RWI in den Medien

Milliardenschäden bei Grenzkontrollen

Stuttgarter Zeitung - Stadtausgabe vom 09.07.2018

Führende deutsche Wirtschaftsforscher haben gegenüber unserer Zeitung vor der Wiedereinführung von Grenzkontrollen in der EU gewarnt und den möglichen volkswirtschaftlichen Schaden im zweistelligen Milliardenbereich angesiedelt. „Die direkten Kosten wieder eingeführter Grenzkontrollen dürften sich im hohen zweistelligen Milliardenbereich für Europa bewegen“, sagte Henning Vöpel, Direktor des Hamburgischen Weltwirtschaftsinstituts.
Der Präsident des Leibnitz-Instituts für Wirtschaftsforschung in Halle, Reint E. Gropp, sagte, bei einer Rückkehr zu einem Zustand wie vor dem Vertrag von Schengen würden vor allem „höhere Transaktionskosten bei grenzüberschreitendem Handel und Reisen“ zu Mehrbelastungen führen. Besonders betroffen seien die 1,7 Millionen Arbeitnehmer, die in einem Land lebten und in einem anderen arbeiteten. „An Transaktionskosten bei Gütern fallen 7,5 Milliarden Euro pro Jahr an“, sagte Gropp. Noch weiter reichende Probleme würden dadurch entstehen, dass Lieferketten unterbrochen würden. „Viele Produzenten haben auf Just-in-time-Lieferungen umgestellt, um Lagerkosten zu reduzieren.“ Diese Lieferketten würden durch Grenzkontrollen infrage gestellt.
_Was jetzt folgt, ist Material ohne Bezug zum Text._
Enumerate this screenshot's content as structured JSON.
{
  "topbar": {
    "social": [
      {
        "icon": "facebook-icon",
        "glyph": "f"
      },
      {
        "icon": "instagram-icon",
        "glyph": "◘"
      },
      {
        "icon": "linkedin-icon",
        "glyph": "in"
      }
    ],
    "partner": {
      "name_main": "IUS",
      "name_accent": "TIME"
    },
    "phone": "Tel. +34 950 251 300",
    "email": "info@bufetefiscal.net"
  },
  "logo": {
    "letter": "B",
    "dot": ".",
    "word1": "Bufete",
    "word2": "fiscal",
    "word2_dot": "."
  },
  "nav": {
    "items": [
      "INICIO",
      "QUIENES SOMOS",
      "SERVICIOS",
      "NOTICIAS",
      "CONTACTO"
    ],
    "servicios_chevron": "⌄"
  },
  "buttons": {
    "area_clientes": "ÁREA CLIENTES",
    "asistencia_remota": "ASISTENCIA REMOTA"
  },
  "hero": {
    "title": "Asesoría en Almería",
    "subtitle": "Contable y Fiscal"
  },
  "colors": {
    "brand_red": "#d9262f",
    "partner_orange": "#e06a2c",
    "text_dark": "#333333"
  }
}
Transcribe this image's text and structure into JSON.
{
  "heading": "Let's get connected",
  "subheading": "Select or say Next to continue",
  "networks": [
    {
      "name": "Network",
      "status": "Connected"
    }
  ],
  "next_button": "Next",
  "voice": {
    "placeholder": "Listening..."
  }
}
Bezieht man diese Kosten mit ein, käme man „auf ein Vielfaches der Summe“, sagte Gropp. Er hält es für realistisch, „dass die Preise von Importgütern durch die Grenzkontrollen steigen würden“. Gropp verweist auf eine Studie der Bertelsmann- Stiftung, die besagt, dass dies für Deutschland Kosten von über 70 Milliarden Euro bis 2025 bedeuten würde.
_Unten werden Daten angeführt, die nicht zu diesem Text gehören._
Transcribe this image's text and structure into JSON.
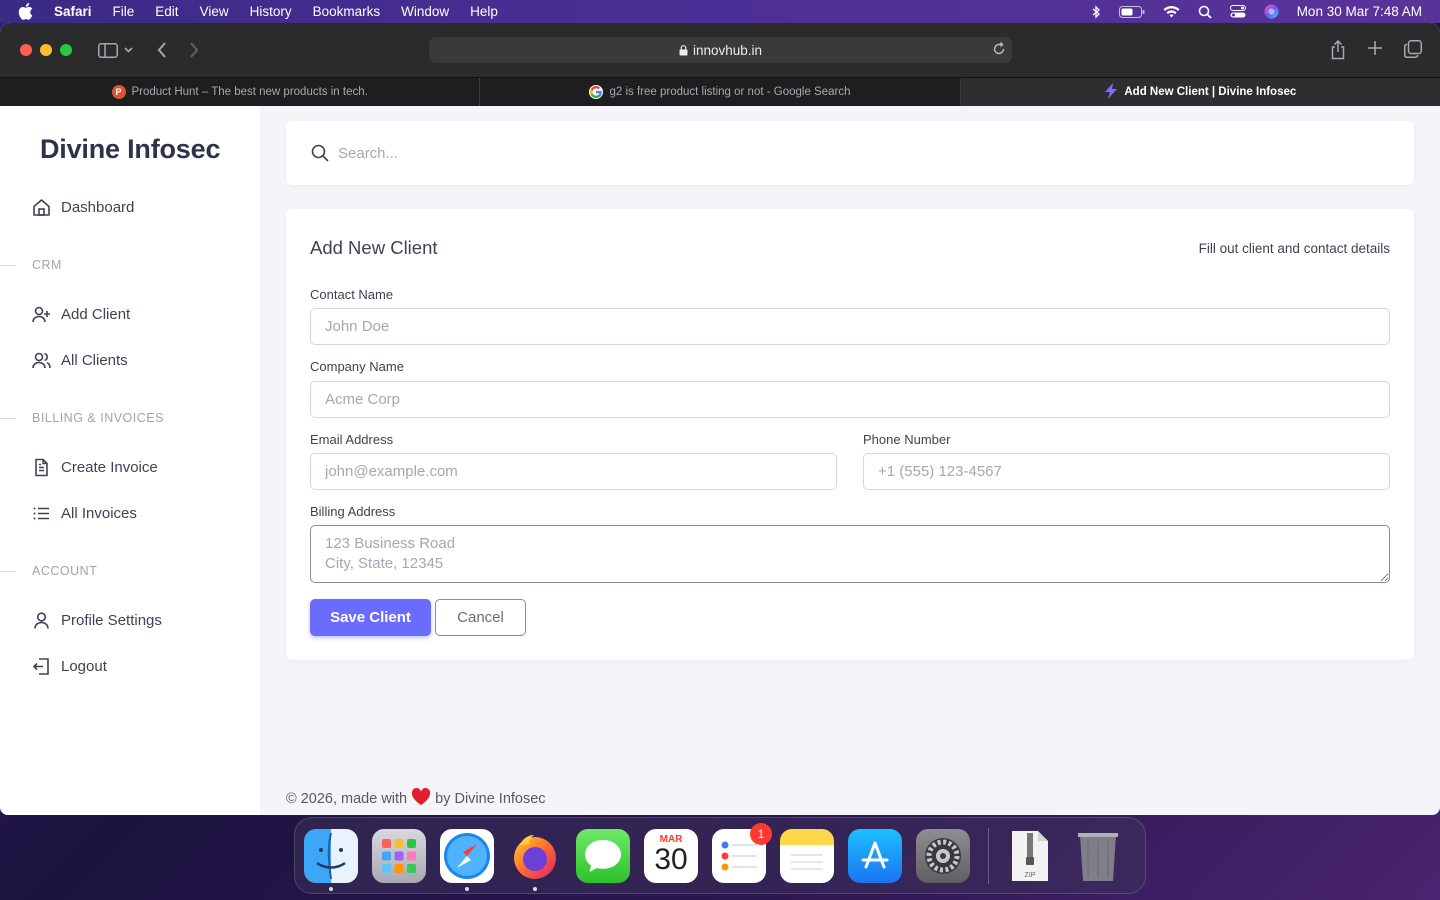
{
  "menubar": {
    "app": "Safari",
    "items": [
      "File",
      "Edit",
      "View",
      "History",
      "Bookmarks",
      "Window",
      "Help"
    ],
    "clock": "Mon 30 Mar  7:48 AM"
  },
  "browser": {
    "url": "innovhub.in",
    "tabs": [
      {
        "title": "Product Hunt – The best new products in tech."
      },
      {
        "title": "g2 is free product listing or not - Google Search"
      },
      {
        "title": "Add New Client | Divine Infosec"
      }
    ]
  },
  "sidebar": {
    "brand": "Divine Infosec",
    "dashboard": "Dashboard",
    "sections": {
      "crm": "CRM",
      "billing": "BILLING & INVOICES",
      "account": "ACCOUNT"
    },
    "items": {
      "add_client": "Add Client",
      "all_clients": "All Clients",
      "create_invoice": "Create Invoice",
      "all_invoices": "All Invoices",
      "profile_settings": "Profile Settings",
      "logout": "Logout"
    }
  },
  "search": {
    "placeholder": "Search..."
  },
  "form": {
    "title": "Add New Client",
    "subtitle": "Fill out client and contact details",
    "contact_name": {
      "label": "Contact Name",
      "placeholder": "John Doe",
      "value": ""
    },
    "company_name": {
      "label": "Company Name",
      "placeholder": "Acme Corp",
      "value": ""
    },
    "email": {
      "label": "Email Address",
      "placeholder": "john@example.com",
      "value": ""
    },
    "phone": {
      "label": "Phone Number",
      "placeholder": "+1 (555) 123-4567",
      "value": ""
    },
    "billing_address": {
      "label": "Billing Address",
      "placeholder": "123 Business Road\nCity, State, 12345",
      "value": ""
    },
    "save_label": "Save Client",
    "cancel_label": "Cancel"
  },
  "footer": {
    "prefix": "© 2026, made with",
    "suffix": "by Divine Infosec"
  },
  "dock": {
    "calendar_month": "MAR",
    "calendar_day": "30",
    "reminders_badge": "1",
    "zip_label": "ZIP"
  },
  "colors": {
    "primary": "#696cff",
    "text": "#3f4254",
    "muted": "#a1a3b3"
  }
}
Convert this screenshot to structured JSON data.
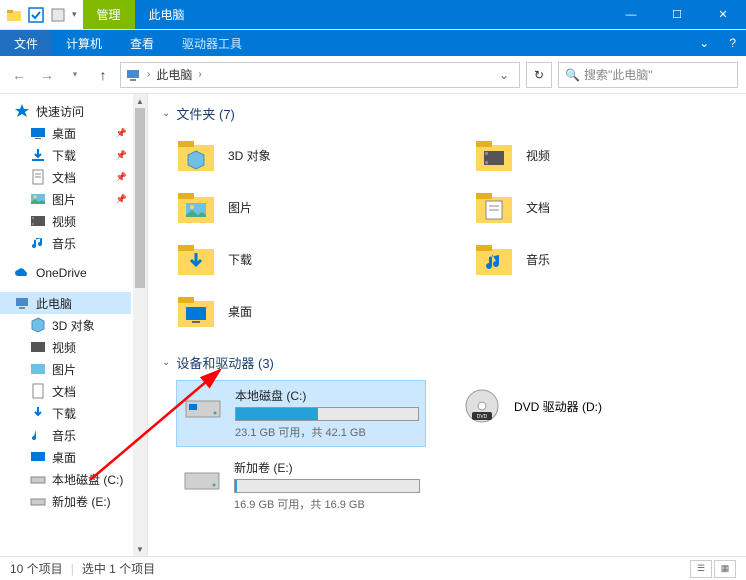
{
  "titlebar": {
    "manage_tab": "管理",
    "thispc_tab": "此电脑",
    "min": "—",
    "max": "☐",
    "close": "✕"
  },
  "ribbon": {
    "file": "文件",
    "computer": "计算机",
    "view": "查看",
    "drive_tools": "驱动器工具",
    "help": "?"
  },
  "nav": {
    "back": "←",
    "fwd": "→",
    "down": "▾",
    "up": "↑",
    "crumb_sep": "›",
    "location": "此电脑",
    "drop": "⌄",
    "refresh": "↻",
    "search_icon": "🔍",
    "search_placeholder": "搜索\"此电脑\""
  },
  "tree": {
    "quick": "快速访问",
    "desktop": "桌面",
    "downloads": "下载",
    "documents": "文档",
    "pictures": "图片",
    "videos": "视频",
    "music": "音乐",
    "onedrive": "OneDrive",
    "thispc": "此电脑",
    "obj3d": "3D 对象",
    "localc": "本地磁盘 (C:)",
    "vole": "新加卷 (E:)"
  },
  "sections": {
    "folders": "文件夹 (7)",
    "drives": "设备和驱动器 (3)"
  },
  "folders": {
    "obj3d": "3D 对象",
    "videos": "视频",
    "pictures": "图片",
    "documents": "文档",
    "downloads": "下载",
    "music": "音乐",
    "desktop": "桌面"
  },
  "drives": {
    "c": {
      "name": "本地磁盘 (C:)",
      "stat": "23.1 GB 可用，共 42.1 GB",
      "fill_pct": 45
    },
    "e": {
      "name": "新加卷 (E:)",
      "stat": "16.9 GB 可用，共 16.9 GB",
      "fill_pct": 1
    },
    "dvd": {
      "name": "DVD 驱动器 (D:)"
    }
  },
  "status": {
    "items": "10 个项目",
    "selected": "选中 1 个项目"
  }
}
Matthias Lücke vom Kieler Institut für Weltwirtschaft schätzt, dass der volkswirtschaftliche Verlust für Deutschland bei flächendeckenden Kontrollen in allen Schengen-Ländern „zwischen 0,14 und 0,36 Prozent des Bruttoinlandsproduktes beträgt“. Übertragen auf 2017 wären das zwischen 4,6 und 11,7 Milliarden Euro. Befürchtungen, dass es zu Dominoeffekten bei der Wiedereinführung von Grenzkontrollen kommen könnte, hatte zuletzt Österreichs Bundeskanzler Sebastian Kurz geweckt, der ankündigte, sein Land bereite sich zumindest auf Kontrollen an den Südgrenzen Österreichs vor. Am Freitag hatte auch in der Südwest-CDU eine Debatte über Grenzkontrollen zur Schweiz begonnen.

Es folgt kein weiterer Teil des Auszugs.